Prof. Dr. Dolores J Schendel is CEO of Medigene AG. From 1998–2013, Prof. Schendel was Director of the Institute of Mole- cular Immunology of the German Research Center for Environmental Health at the Helmholtz Center in Munich. Previous to this, she served as a university professor for immunology at the Ludwig-Maximilian-University, focusing on human cellular immunology and T cell responses within the field of oncology. Prof. Schendel is the author of more than 200 scientific publications.

Turning cancer into a “chronic” disease

Following last year’s approval by the US FDA, the EU’s EMA has  now also approved the first two T-cell-based immunotherapies against certain types of cancer. This marks the ultimate proof-of-concept for the acceptance of patient-individualised cellular immunotherapies. The regulatory authorities have moved fast, together with the companies and manufacturers, to bring these products to patients as quickly as possible. This is a good start – but what does the future hold?

Initially, prices for such cellular therapies have been set at high levels, mainly due to the individualised nature of the manufacturing processes, but we can anticipate that robotics and automation will play a decisive role in the manufacturing of these products over the next five to ten years. Even more, if production sites are located at nearby hospitals where patients are being treated, this should have a positive effect on reducing the enormous logistic infrastructures that are needed today to deliver these thera-
pies to patients in need. Furthermore, it may become possible to treat patients with fewer but more potent cells, reducing time and costs in cellular manufacturing. Taken together, those improvements have the potential to substantially reduce treatment costs over the years to come.

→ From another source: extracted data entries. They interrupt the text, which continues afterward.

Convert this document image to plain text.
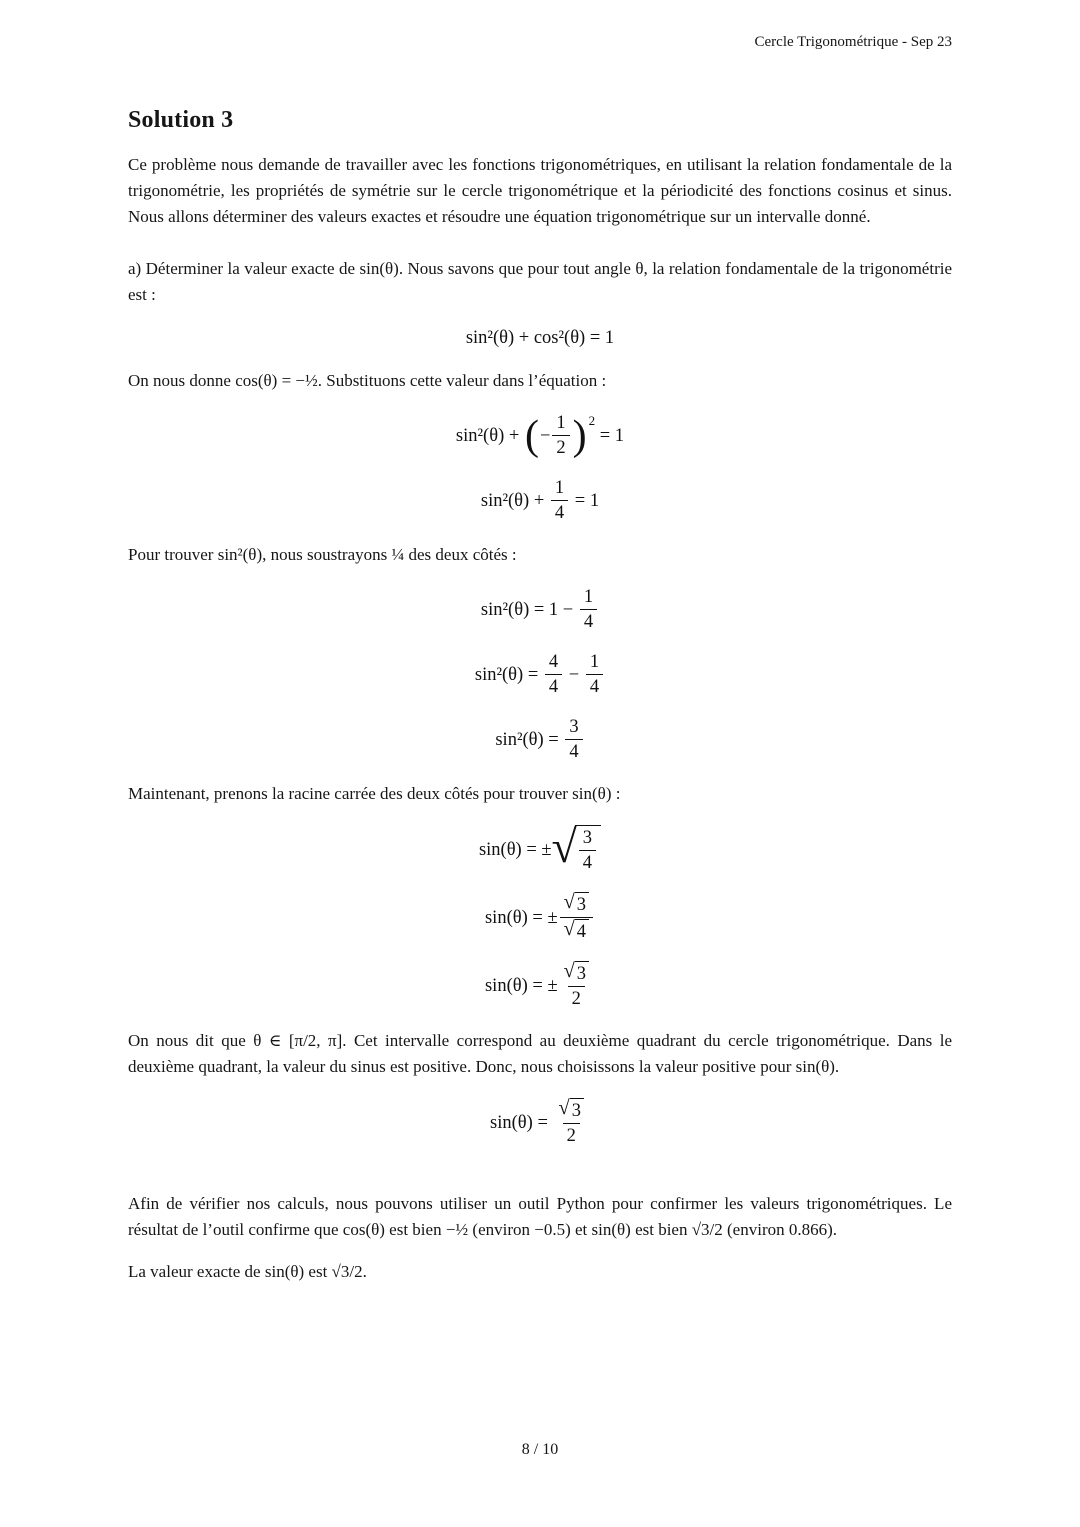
Cercle Trigonométrique - Sep 23
Solution 3

Ce problème nous demande de travailler avec les fonctions trigonométriques, en utilisant la relation fondamentale de la trigonométrie, les propriétés de symétrie sur le cercle trigonométrique et la périodicité des fonctions cosinus et sinus. Nous allons déterminer des valeurs exactes et résoudre une équation trigonométrique sur un intervalle donné.

a) Déterminer la valeur exacte de sin(θ). Nous savons que pour tout angle θ, la relation fondamentale de la trigonométrie est :

sin²(θ) + cos²(θ) = 1

On nous donne cos(θ) = −½. Substituons cette valeur dans l’équation :

sin²(θ) + ( − $\frac{1}{2} )^2$
= 1
$\sin^2(\theta) + \frac{1}{4} = 1$

Pour trouver sin²(θ), nous soustrayons ¼ des deux côtés :

$\sin^2(\theta) = 1 - \frac{1}{4}$
$\sin^2(\theta) = \frac{4}{4} - \frac{1}{4}$
$\sin^2(\theta) = \frac{3}{4}$

Maintenant, prenons la racine carrée des deux côtés pour trouver sin(θ) :

sin(θ) = ± √ $\frac{3}{4}$
sin(θ) = ± $\frac{√ 3}{√ 4}$
sin(θ) = ± $\frac{√ 3}{2}$

On nous dit que θ ∈ [π/2, π]. Cet intervalle correspond au deuxième quadrant du cercle trigonométrique. Dans le deuxième quadrant, la valeur du sinus est positive. Donc, nous choisissons la valeur positive pour sin(θ).

$\sin(\theta) = \frac{√ 3}{2}$

Afin de vérifier nos calculs, nous pouvons utiliser un outil Python pour confirmer les valeurs trigonométriques. Le résultat de l’outil confirme que cos(θ) est bien −½ (environ −0.5) et sin(θ) est bien √3/2 (environ 0.866).

La valeur exacte de sin(θ) est √3/2.

8 / 10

Beyond manufacturing and delivery costs, possible severe side effects are still a major concern in T cell immunotherapy. We see a lot of research ongoing to find ways to gain better control over T cell activity – for example, by using inducible T cell receptors that can be turned on and off in patients’ T cells as needed. The immunotherapy field shows tremendous growth, and we can anticipate innovation will expand at a rapidly growing pace. Today’s first-generation products will be subject to fast evolution. One important consideration is how long a particular product will remain on the market. Also especially challenging from a researcher’s point of view is how to optimize T cell therapies for solid tumor indications, where one must ensure that T cells can enter the tumor micro-environment, maintain their functions, and tackle the hostile setting that tumors create for the immune system.

Generally speaking, big pharma and big biotech recognise more and more that this is an arena they want to play in, and some are probably already looking for means to acquire expertise and know-how, as well as products and technologies from existing companies. Thus, we will also see many collaborations and probably more acquisitions over the next years.

Most importantly, from a patient and medical point of view, cell therapy is on its way to further revolutionize cancer treatment and become a standard treatment option by turning cancer more into a “chronic,” if not curable, disease.